CloudSEK researchers have detected an increase of 200-300% month-on-month in YouTube videos containing links to stealer malware such as Vidar, RedLine, and Raccoon in their descriptions since November 2022.
These videos pretend to be tutorials on downloading cracked versions of licensed software, such as Adobe Photoshop, Premiere Pro, Autodesk 3ds Max, AutoCAD, and others, available only to paid users.
Threat actors are using various tactics to spread the malicious software, including screen recordings, audio walkthroughs, and, more recently, AI-generated personas, which appear more trustworthy and familiar to users.
AI-generated videos featuring synthetic personas are on the rise, used in various languages and platforms for recruitment, education, and promotional purposes. Unfortunately, threat actors have also adopted this tactic.
Infostealers are malicious software designed to steal sensitive information from computers, such as passwords, credit card information, bank account numbers, and other confidential data. Infostealers are spread via malicious downloads, fake websites, and YouTube tutorials. They infiltrate systems and steal information, which is uploaded to the attacker’s Command and Control server.
YouTube is a popular platform with over 2.5 billion active monthly users, making it an easy target for threat actors. CloudSEK has observed a 2 to 3 times month-on-month increase in the number of videos spreading stealer malware on YouTube. Threat actors use a variety of tactics to deceive the platform’s algorithm and review process, such as using region-specific tags, adding fake comments to give the videos legitimacy, and frequent video uploads to compensate for deleted or taken-down videos.
“The threat of infostealers is rapidly evolving and becoming more sophisticated, leaving users vulnerable to devastating consequences. In a concerning trend, these threat actors are now utilizing AI-generated videos to amplify their reach, and YouTube has become a convenient platform for their distribution. As a result, it is absolutely critical that users exercise extreme caution when downloading software and avoid any suspicious links or videos at all costs,” said Pavan Karthick, a CloudSEK researcher.
Automated and Frequent Video Uploads of Malicious Content on YouTube
CloudSEK research shows that 5-10 crack software download videos with malicious links are uploaded to YouTube every hour. The videos contain deceptive tactics that mislead users into downloading malware, making it challenging for the YouTube algorithm to identify and remove them.

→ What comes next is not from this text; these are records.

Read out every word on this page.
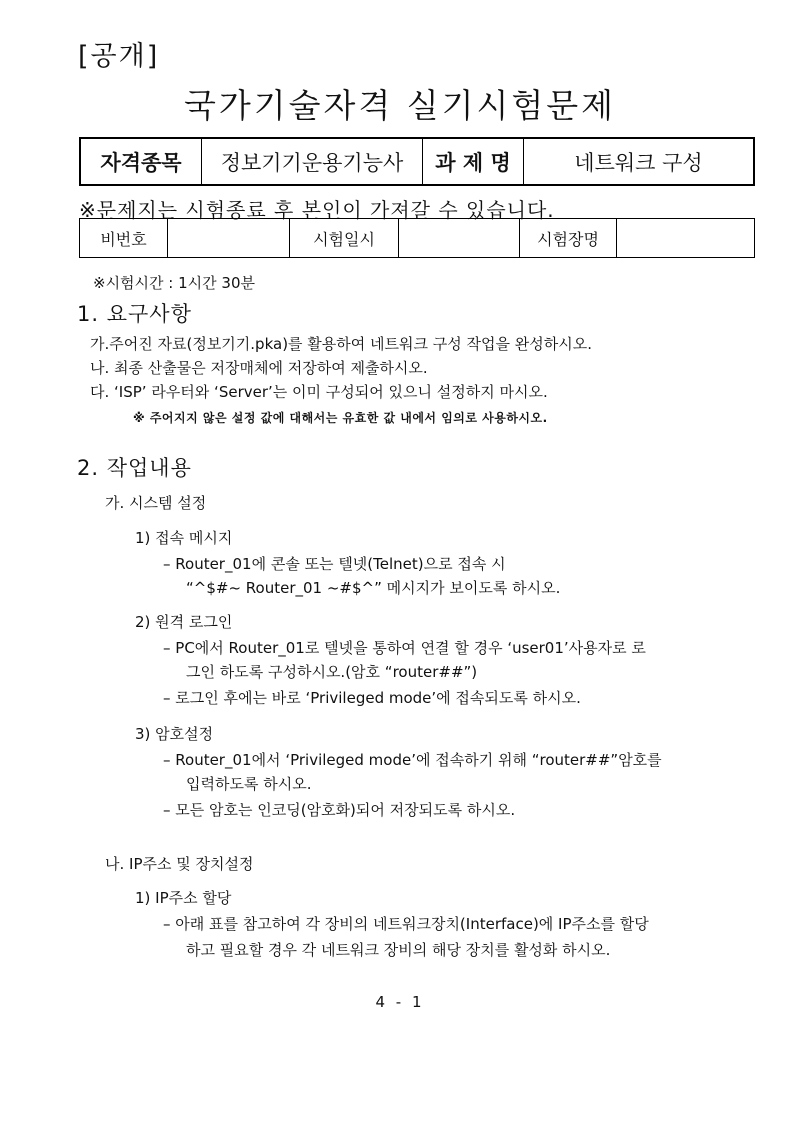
[공개]
국가기술자격 실기시험문제
자격종목	정보기기운용기능사	과 제 명	네트워크 구성
※문제지는 시험종료 후 본인이 가져갈 수 있습니다.
비번호		시험일시		시험장명	
※시험시간 : 1시간 30분
1. 요구사항
가.주어진 자료(정보기기.pka)를 활용하여 네트워크 구성 작업을 완성하시오.
나. 최종 산출물은 저장매체에 저장하여 제출하시오.
다. ‘ISP’ 라우터와 ‘Server’는 이미 구성되어 있으니 설정하지 마시오.
※ 주어지지 않은 설정 값에 대해서는 유효한 값 내에서 임의로 사용하시오.
2. 작업내용
가. 시스템 설정
1) 접속 메시지
– Router_01에 콘솔 또는 텔넷(Telnet)으로 접속 시
“^$#~ Router_01 ~#$^” 메시지가 보이도록 하시오.
2) 원격 로그인
– PC에서 Router_01로 텔넷을 통하여 연결 할 경우 ‘user01’사용자로 로
그인 하도록 구성하시오.(암호 “router##”)
– 로그인 후에는 바로 ‘Privileged mode’에 접속되도록 하시오.
3) 암호설정
– Router_01에서 ‘Privileged mode’에 접속하기 위해 “router##”암호를
입력하도록 하시오.
– 모든 암호는 인코딩(암호화)되어 저장되도록 하시오.
나. IP주소 및 장치설정
1) IP주소 할당
– 아래 표를 참고하여 각 장비의 네트워크장치(Interface)에 IP주소를 할당
하고 필요할 경우 각 네트워크 장비의 해당 장치를 활성화 하시오.
4 - 1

A popular Youtuber whose account was flooded with crack download videos
SEO Optimization using Region-Specific Tags and Obfuscated Links
The threat actors use SEO optimization with region-specific tags and obfuscated links to make these malicious videos appear more credible. Using random keywords in different languages, the YouTube algorithm recommends the videos, making them more accessible to users. Additionally, URL shorteners and links to file hosting platforms, such as bit.ly, and cutt.ly mediafire.com, make it difficult for users to detect malicious links.
Fake Comments and AI-generated Videos
The threat actors also add fake comments to give the legitimacy of the video. These comments trick users into believing the malware is legitimate. Moreover, using AI-generated videos featuring personas that appear more familiar and trustworthy is a growing trend among threat actors.
The Way Forward
Traditional string-based rules will prove ineffective against malware that dynamically generates strings and/or uses encrypted strings. Therefore, organizations need to adopt adaptive threat monitoring to address constantly changing threats. Closely monitoring threat actors’ tactics, techniques, and procedures is crucial to identifying potential threats. It is also essential to conduct awareness campaigns and equip users to detect and prevent potential threats. Additionally, users should enable multi-factor authentication, refrain from clicking on unknown links and emails, and avoid downloading or using pirated software.